Dans Retour à Dogville,
Hervé Maigret nous propose une relecture chorégraphique
du très surprenant opus cinématographique de Lars von
Trier, Dogville. Ce jeune
chorégraphe, accompagné de ses collaborateurs Nathalie
Licastro et Stéphane Bourgeois avec lesquels il a
travaillé de nombreuses années au Centre
Chorégraphique de Nantes et fondé sa compagnie nc25,
tente de recréer par le biais de l’art
chorégraphique l’atmosphère très
particulière du film. Le ballet est une succession de
scènes de la vie quotidienne dans les années 1960,
au sein d‘un village perdu aux confins des Etats-Unis vivant en
complète autarcie et relié au monde au moyen d’un
transistor. Le décor disposé en arc de cercle
évoque des tranches de vie, des espaces intérieurs, et
représente successivement une salle de cinéma, une salle
à manger, une salle de classe, une épicerie, un bar, une
cuisine, une chambre à coucher dont les murs sont réels
pour les acteurs et fictifs pour les spectateurs, offrant à
ceux-ci, au moyen de la disposition panoramique, la possibilité
de laisser errer le regard à leur gré. Ce
kaléidoscope est pourtant rythmé par un fil conducteur
qui est l’apparition du premier personnage, le balayeur : sous
l’influence du transistor, il actionne la cloche au centre de la
scène et là, commence la plongée dans
l’inconscient, dans une sorte de quatrième dimension. La
cloche sonne le glas, et l’on bascule alors dans un univers
obscur de rêve où tout est possible, même le pire.

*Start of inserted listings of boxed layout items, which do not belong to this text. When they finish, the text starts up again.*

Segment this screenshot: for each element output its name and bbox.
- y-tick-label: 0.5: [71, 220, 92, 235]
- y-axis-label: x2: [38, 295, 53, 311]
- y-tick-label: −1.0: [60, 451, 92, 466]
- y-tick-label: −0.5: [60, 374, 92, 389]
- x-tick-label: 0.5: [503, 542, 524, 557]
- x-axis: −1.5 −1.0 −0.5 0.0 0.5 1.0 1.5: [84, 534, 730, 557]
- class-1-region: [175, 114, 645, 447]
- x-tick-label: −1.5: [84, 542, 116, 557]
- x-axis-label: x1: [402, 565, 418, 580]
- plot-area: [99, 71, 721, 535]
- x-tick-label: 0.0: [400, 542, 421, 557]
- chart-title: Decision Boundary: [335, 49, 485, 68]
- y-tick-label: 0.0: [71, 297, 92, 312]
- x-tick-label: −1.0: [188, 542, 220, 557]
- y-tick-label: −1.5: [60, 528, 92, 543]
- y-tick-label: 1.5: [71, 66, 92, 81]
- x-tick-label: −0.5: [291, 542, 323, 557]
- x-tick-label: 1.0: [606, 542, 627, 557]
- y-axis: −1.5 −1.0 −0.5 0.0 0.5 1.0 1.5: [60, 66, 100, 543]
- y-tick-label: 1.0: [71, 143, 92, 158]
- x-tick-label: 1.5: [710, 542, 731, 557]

Jonathan Freches et Virginie Bigois dans Retour à Dogville (chor. Hervé Maigret)
Le
spectateur assiste alors à la mise en place d’une
étrange dualité : d’un côté, on a un
couple en crise qui se dispute et de l’autre côté,
un couple d’amoureux qui n’aura de cesse de s’enlacer
et de s’embrasser tout au long du ballet. La scénographie
du ballet fait alterner, par une savante alchimie, une danse
théâtralisée et une focalisation - un plan
rapproché sur un groupe de protagonistes -, notamment au moyen
des éclairages. L’expression «mettre en
lumière» prend ici tout son sens. Chaque groupe de
danseurs semble vaquer à ses occupations sans porter
intérêt de ce qui peut se passer autour de lui,
jusqu’au moment où Miss Grey, actionnant la cloche
à son tour lors de son très sensuel solo, réveille
les autres danseurs qui la rejoignent et l’accompagnent dans une
aliénation collective, une danse de Sabbat
matérialisée par des mouvements robotisés et
stéréotypés. La conséquence de ce retour
des hommes à l’état primitif sera le viol de Miss
Grey. La tension atteint alors son paroxysme, on bascule dans le
«désordre», dans l’irréparable.
Malgré ce qui se passe sous leurs yeux, les autres protagonistes
continuent leurs activités dans un décor à peine
éclairé, comme pour matérialiser leur
indifférence. Puis la cloche retentit à nouveau, comme
pour espérer un retour à la normale. La
frénésie est passée, mais peut-on en sortir
indemne? Les parties dansées sont sublimées par le
très bon jeu de scène, notamment lors du pas de deux
adultérin entre le mari et l’institutrice qui rompt le
cours du ballet et est d’une sensualité exacerbée.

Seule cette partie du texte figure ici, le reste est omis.